The N.Y. Times reported that a draft resolution is going to be discussed to confront the Islamic State on “oil and antiquities”:
The draft resolution, which was scheduled to be discussed by Council members in a closed meeting Friday afternoon, requires all 193 member states of the United Nations to prevent the sale of antiquities from Syria, similar to a measure the Council passed 10 years ago regarding antiquities from Iraq.
And yesterday the Wall Street Journal reported on the efforts of a group called Heritage for Peace, to document looting and work to combat the illicit trade:
In November, 30 senior members of the group were invited to travel to Turkey for training and technology after attracting the attention of NGOs and foreign governments. Only eight could make the trip because fighting with Islamic State blocked their route. The three-day training session in a secret location close to the Syria-Turkish border was run by Heritage for Peace, or HfP, a Barcelona-based NGO that sees heritage preservation as a way to bring warring parties to the negotiating table.
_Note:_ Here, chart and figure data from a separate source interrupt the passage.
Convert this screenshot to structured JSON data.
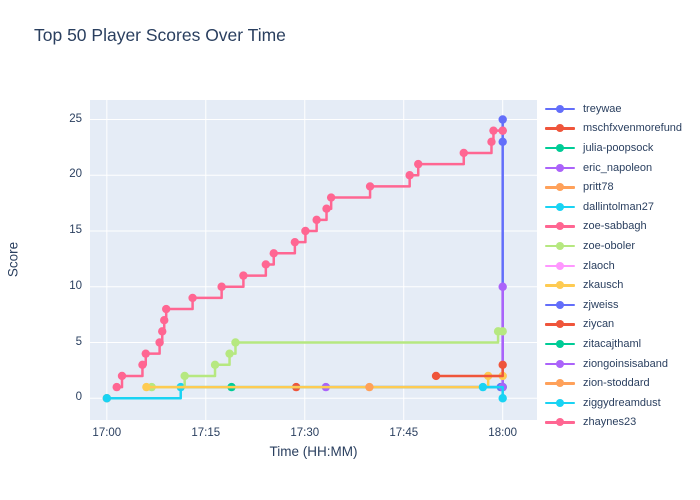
{
  "title": "Top 50 Player Scores Over Time",
  "chart_data": {
    "type": "line",
    "line_shape": "hv",
    "title": "Top 50 Player Scores Over Time",
    "xlabel": "Time (HH:MM)",
    "ylabel": "Score",
    "grid": true,
    "legend_position": "right",
    "plot_bg_color": "#E5ECF6",
    "grid_color": "#FFFFFF",
    "text_color": "#2a3f5f",
    "x_unit": "minutes after 17:00",
    "x_range_minutes": [
      -2.55,
      65.2
    ],
    "ylim": [
      -1.95,
      26.75
    ],
    "x_ticks": [
      {
        "label": "17:00",
        "m": 0
      },
      {
        "label": "17:15",
        "m": 15
      },
      {
        "label": "17:30",
        "m": 30
      },
      {
        "label": "17:45",
        "m": 45
      },
      {
        "label": "18:00",
        "m": 60
      }
    ],
    "y_ticks": [
      {
        "label": "0",
        "v": 0
      },
      {
        "label": "5",
        "v": 5
      },
      {
        "label": "10",
        "v": 10
      },
      {
        "label": "15",
        "v": 15
      },
      {
        "label": "20",
        "v": 20
      },
      {
        "label": "25",
        "v": 25
      }
    ],
    "series": [
      {
        "name": "treywae",
        "color": "#636EFA",
        "points": [
          [
            59.7,
            1
          ],
          [
            60,
            25
          ]
        ]
      },
      {
        "name": "mschfxvenmorefund",
        "color": "#EF553B",
        "points": [
          [
            28.7,
            1
          ]
        ]
      },
      {
        "name": "julia-poopsock",
        "color": "#00CC96",
        "points": [
          [
            18.9,
            1
          ]
        ]
      },
      {
        "name": "eric_napoleon",
        "color": "#AB63FA",
        "points": [
          [
            33.2,
            1
          ],
          [
            60,
            10
          ]
        ]
      },
      {
        "name": "pritt78",
        "color": "#FFA15A",
        "points": [
          [
            0,
            0
          ]
        ]
      },
      {
        "name": "dallintolman27",
        "color": "#19D3F3",
        "points": [
          [
            0,
            0
          ],
          [
            11.2,
            1
          ],
          [
            60,
            1
          ]
        ]
      },
      {
        "name": "zoe-sabbagh",
        "color": "#FF6692",
        "points": [
          [
            1.5,
            1
          ],
          [
            2.3,
            2
          ],
          [
            5.4,
            3
          ],
          [
            5.9,
            4
          ],
          [
            8,
            5
          ],
          [
            8.4,
            6
          ],
          [
            8.7,
            7
          ],
          [
            9,
            8
          ],
          [
            13,
            9
          ],
          [
            17.4,
            10
          ],
          [
            20.7,
            11
          ],
          [
            24.1,
            12
          ],
          [
            25.3,
            13
          ],
          [
            28.5,
            14
          ],
          [
            30.1,
            15
          ],
          [
            31.8,
            16
          ],
          [
            33.3,
            17
          ],
          [
            34,
            18
          ],
          [
            39.9,
            19
          ],
          [
            45.9,
            20
          ],
          [
            47.2,
            21
          ],
          [
            54.1,
            22
          ],
          [
            58.3,
            23
          ],
          [
            58.6,
            24
          ],
          [
            60,
            24
          ]
        ]
      },
      {
        "name": "zoe-oboler",
        "color": "#B6E880",
        "points": [
          [
            6.8,
            1
          ],
          [
            11.8,
            2
          ],
          [
            16.4,
            3
          ],
          [
            18.6,
            4
          ],
          [
            19.5,
            5
          ],
          [
            59.3,
            6
          ],
          [
            60,
            6
          ]
        ]
      },
      {
        "name": "zlaoch",
        "color": "#FF97FF",
        "points": [
          [
            60,
            2
          ]
        ]
      },
      {
        "name": "zkausch",
        "color": "#FECB52",
        "points": [
          [
            6,
            1
          ],
          [
            57.8,
            2
          ],
          [
            60,
            2
          ]
        ]
      },
      {
        "name": "zjweiss",
        "color": "#636EFA",
        "points": [
          [
            60,
            23
          ]
        ]
      },
      {
        "name": "ziycan",
        "color": "#EF553B",
        "points": [
          [
            49.9,
            2
          ],
          [
            60,
            3
          ]
        ]
      },
      {
        "name": "zitacajthaml",
        "color": "#00CC96",
        "points": [
          [
            60,
            1
          ]
        ]
      },
      {
        "name": "ziongoinsisaband",
        "color": "#AB63FA",
        "points": [
          [
            60,
            1
          ]
        ]
      },
      {
        "name": "zion-stoddard",
        "color": "#FFA15A",
        "points": [
          [
            39.8,
            1
          ]
        ]
      },
      {
        "name": "ziggydreamdust",
        "color": "#19D3F3",
        "points": [
          [
            57,
            1
          ],
          [
            60,
            0
          ]
        ]
      },
      {
        "name": "zhaynes23",
        "color": "#FF6692",
        "points": [
          [
            60,
            24
          ]
        ]
      }
    ]
  }
}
Leading the instruction was Rene Teijgeler, a Dutch archaeologist and former lieutenant colonel in the Dutch army, who ran heritage preservation operations in Iraq and Afghanistan, and his partner, Isber Sabrine, a Syrian-born archaeologist based in Barcelona.
“We are neutral. We adhere to the Red Cross code of conduct and we are very careful about who we operate with,” said Mr. Teijgeler, pulling on a cigarette in a hotel cafe. “We vet them carefully. You don’t want wild cowboys doing crazy things,” he said.
The training, partly funded by the Dutch government, focused on how to uniformly catalog damage at ancient sites like the Roman amphitheater at Palmyra or the crusader castle of Crac des Chevaliers. Trainees were given laptops and cameras with powerful zooms to help improve their work.